Vanteres, an innovative biotech company leveraging its biomedical research expertise to develop actively transported lysophospholipids, announces new evidence that demonstrates the critical role of LPC-DHA in normal fetal and infant brain development. The new study, conducted by researchers at Duke-NUS, reveals Active-DHA transported by MFSD2a found at the blood brain barrier plays a physiological role in both brain growth and health during brain development. LPC-DHA or 'Active-DHA' is a natural form of docosahexaenoic acid (DHA) that is attached to a lysophosphatidylcholine (LPC).
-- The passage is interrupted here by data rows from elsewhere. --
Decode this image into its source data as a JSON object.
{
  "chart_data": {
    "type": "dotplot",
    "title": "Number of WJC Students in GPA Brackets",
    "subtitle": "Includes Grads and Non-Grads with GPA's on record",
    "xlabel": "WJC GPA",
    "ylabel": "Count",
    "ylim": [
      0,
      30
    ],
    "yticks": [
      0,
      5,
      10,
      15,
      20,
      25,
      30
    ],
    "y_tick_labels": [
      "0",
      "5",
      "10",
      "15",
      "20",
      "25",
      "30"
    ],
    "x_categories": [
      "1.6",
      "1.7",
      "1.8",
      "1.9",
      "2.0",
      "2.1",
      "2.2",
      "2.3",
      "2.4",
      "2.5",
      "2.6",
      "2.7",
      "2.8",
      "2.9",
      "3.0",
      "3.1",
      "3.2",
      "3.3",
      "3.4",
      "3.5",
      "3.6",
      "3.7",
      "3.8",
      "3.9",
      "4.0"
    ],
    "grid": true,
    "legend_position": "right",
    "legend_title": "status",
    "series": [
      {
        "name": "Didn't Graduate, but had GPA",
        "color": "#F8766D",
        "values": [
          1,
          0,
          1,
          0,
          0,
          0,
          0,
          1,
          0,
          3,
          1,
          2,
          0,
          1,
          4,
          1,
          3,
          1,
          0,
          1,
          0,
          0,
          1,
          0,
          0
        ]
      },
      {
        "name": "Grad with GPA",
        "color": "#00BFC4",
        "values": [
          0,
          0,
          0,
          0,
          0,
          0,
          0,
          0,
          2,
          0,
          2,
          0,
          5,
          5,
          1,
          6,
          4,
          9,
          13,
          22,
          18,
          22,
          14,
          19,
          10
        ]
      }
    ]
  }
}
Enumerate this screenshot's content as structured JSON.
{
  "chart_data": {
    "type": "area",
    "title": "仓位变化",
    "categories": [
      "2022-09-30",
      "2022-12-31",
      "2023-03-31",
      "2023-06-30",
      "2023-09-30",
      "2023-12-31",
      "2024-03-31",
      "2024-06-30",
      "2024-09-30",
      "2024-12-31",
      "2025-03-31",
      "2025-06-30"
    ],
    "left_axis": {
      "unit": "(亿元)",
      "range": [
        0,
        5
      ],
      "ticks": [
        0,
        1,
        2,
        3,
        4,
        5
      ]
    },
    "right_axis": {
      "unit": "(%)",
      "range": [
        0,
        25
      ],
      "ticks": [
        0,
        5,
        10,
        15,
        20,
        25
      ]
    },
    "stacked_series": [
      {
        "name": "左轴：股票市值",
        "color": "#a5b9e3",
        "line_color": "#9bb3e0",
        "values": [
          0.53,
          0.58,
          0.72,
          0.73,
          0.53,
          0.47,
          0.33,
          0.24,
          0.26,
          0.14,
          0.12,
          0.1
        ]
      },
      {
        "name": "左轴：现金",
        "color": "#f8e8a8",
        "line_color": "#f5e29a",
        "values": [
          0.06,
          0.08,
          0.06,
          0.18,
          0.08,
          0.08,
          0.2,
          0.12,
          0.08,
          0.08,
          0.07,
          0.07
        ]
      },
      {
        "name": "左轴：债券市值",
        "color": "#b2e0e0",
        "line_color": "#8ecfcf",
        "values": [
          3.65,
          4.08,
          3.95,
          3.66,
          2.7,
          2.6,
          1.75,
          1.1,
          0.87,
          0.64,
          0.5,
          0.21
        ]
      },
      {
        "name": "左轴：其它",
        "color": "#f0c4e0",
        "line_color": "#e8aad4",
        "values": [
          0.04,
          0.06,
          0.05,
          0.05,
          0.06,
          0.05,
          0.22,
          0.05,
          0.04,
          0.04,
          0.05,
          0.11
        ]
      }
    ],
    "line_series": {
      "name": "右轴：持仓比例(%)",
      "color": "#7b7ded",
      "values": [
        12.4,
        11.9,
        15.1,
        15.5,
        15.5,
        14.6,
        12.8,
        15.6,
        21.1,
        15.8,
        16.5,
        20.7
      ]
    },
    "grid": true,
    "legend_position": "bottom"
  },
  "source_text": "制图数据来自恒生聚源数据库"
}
"We've always known the brain is one of the most lipid-rich organs in the body, but until now, we never completely understood how the brain received DHA," said Douglas Hicks, Chief Business Officer at Vanteres. "By understanding the importance of Active-DHA and its ability to be effectively transported to the brain, we've unleashed big possibilities for innovations to support our brain health."

The study, published in PLOS Biology, illustrates not only how the brain accumulates DHA as Active-DHA, but also provides a mechanistic understanding for its function in brain development. Researchers using MFSD2a-deficient mouse models have definitively proven that MFSD2a deficiency results in a unique form of postnatal microcephaly caused by a lack of DHA. Prior to this study, researchers identified four human families with mutations to the MFSD2a transporter, all of which have cases of severe microcephaly and intellectual disabilities. Although there is no clear-cut genetic evidence for the role of DHA in the brain, the correlation between these animal and human genetic studies prove that MFSD2a and Active-DHA are critical for proper brain development.

"For the first time, we have evidence to prove LPC-DHA or Active-DHA controls crucial processes in the brain to regulate the growth of new membranes in neurons and other cell types after a baby is born when the brain is rapidly growing," said lead researcher on the study and Duke-NUS professor Dr. David Silver. "Other forms of DHA are not able to enter the brain because of the blood-brain barrier that guards against the free flow of substances into this vital organ."

Vanteres leverages its proprietary knowledge of the MFSD2a transport and Active-DHA to develop clinical and nutritional products that could improve cognitive health due to low DHA levels in the brain. While the liver naturally transforms DHA into Active-DHA, it is usually not at sufficient levels. Vanteres' applications of Active-DHA should lead to significantly higher levels of DHA reaching the brain, providing clinical benefits to help address neonatal and adult neurological diseases.